Autrement dit, la guerre en Ukraine donne simplement à une Meloni l’occasion de réaliser sa catharsis et son coming-out, après des années d’atermoiements et de compromis de circonstances avec des forces conservatrices auxquelles elle est, en réalité, étrangère.
Le caste commence à assumer son fascisme gris
Le soutien de Meloni à Zelenski, et le soin qu’elle a pris à bâtir un programme européen, me semblent intéressants non parce qu’ils montrent jusqu’où pourrait agir une “opposition contrôlée”, mais tout simplement par ce qu’ils conscientisent et révèlent chimiquement l’acceptation de plus en plus ouverte par la caste de sa tentation fasciste et de son rejet de la démocratie.
Ce point mériterait de très longs développements qui n’ont pas forcément leur place ici, mais deux éléments majeurs me paraissent devoir être relevés.
Le premier élément est le montée continue au sein de la caste d’un courant totalitaire qu’Edouard Husson appelle à juste titre le “fascisme gris”. Nous en avions eu un premier indice lorsqu’un déferlement de haine s’est abattu sur les Britanniques qui ont voté en faveur du Brexit, et sur les Américains qui ont voté pour Trump. Depuis ces victoires “populistes”, la caste ne ménage ni son temps ni sa haine pour traîner ses adversaires dans la boue et pour les museler.

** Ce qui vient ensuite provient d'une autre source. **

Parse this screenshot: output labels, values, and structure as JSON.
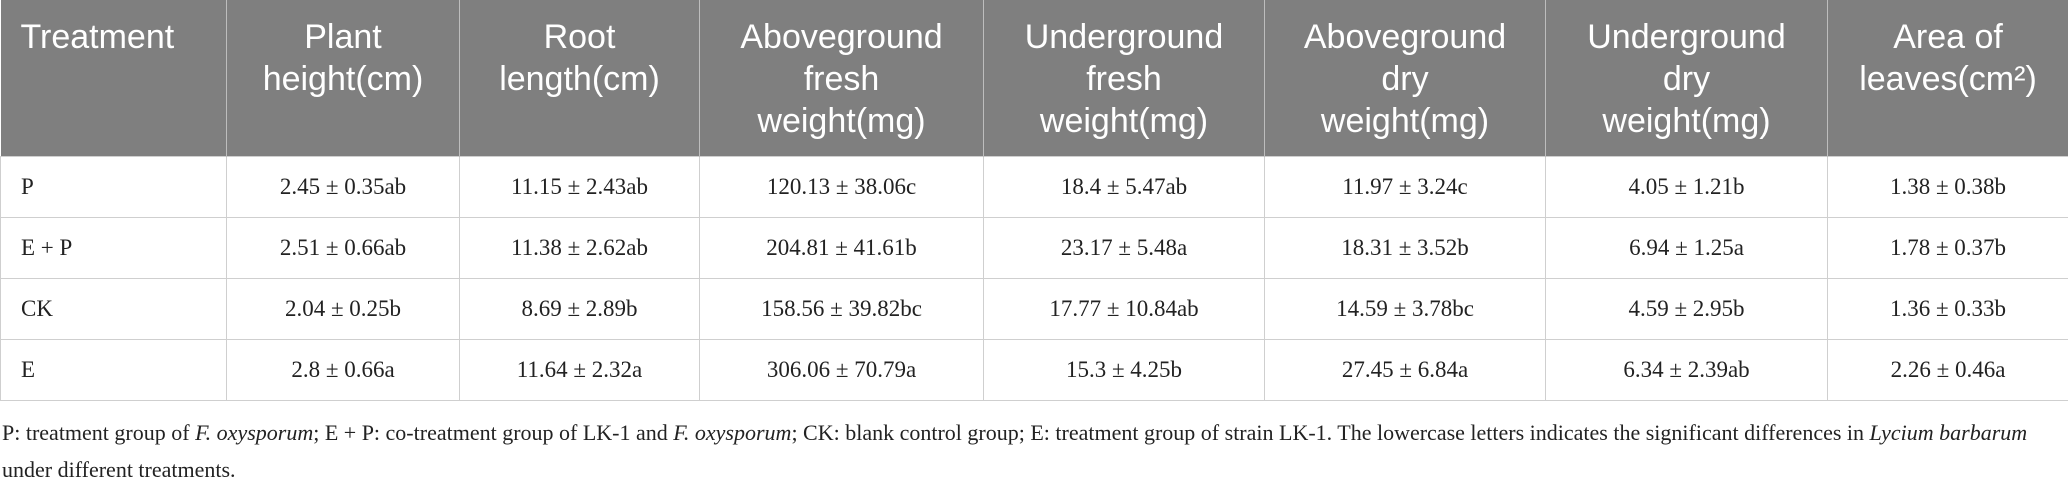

Je rappellerai simplement que dans son Great Reset, Klaus Schwab faisait très justement référence au trilemme de Rodrik, selon lequel on ne peut concilier mondialisation, nations et démocratie. La réalité qui se fait jour, que nous comprenons lentement, est que la caste assume de vouloir rompre avec la démocratie pour protéger la mondialisation et le libre-échange.
Le deuxième élément est que l’Ukraine est un puissant révélateur chimique de la russophobie qui cimente la caste. On comprend désormais qu’un point d’ancrage pour beaucoup, dans l’adhésion au “narratif” officiel, tient à la haine du Russe et de ce qu’il représente obscurément : un mélange de communiste et de sous-homme qu’on ne peut qualifier clairement comme tel, mais qui inspire crainte et répulsion.

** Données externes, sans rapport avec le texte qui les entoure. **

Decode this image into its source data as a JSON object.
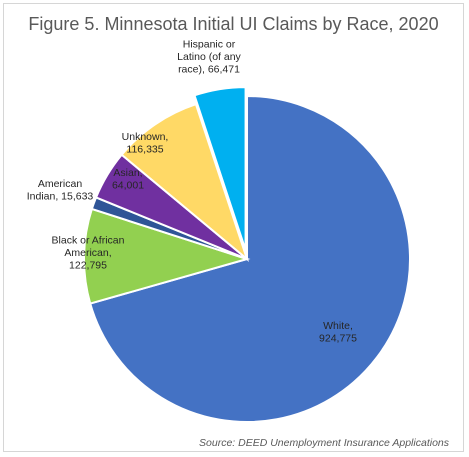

Au fond, le Slave Russe incarne un frontière inconsciente pour beaucoup d’Européens. Il est la limite de notre continent et, à certains égards, l’incarnation de l’Autre. Cet Autre a reçu plusieurs noms ou qualificatifs dans l’Histoire. Le Russe des Prussiens n’est ni celui des Polonais, ni celui des Ukrainiens, des Turcs, des Anglais ou des Américains. Mais il est toujours l’Autre, celui que l’on craint et que l’on combat.
C’est bien pour cette raison qu’il parvient à unir dans un même camp les Fratelli d’Italia et les macronistes.
Il nous a fallu une guerre pour nous en rendre compte.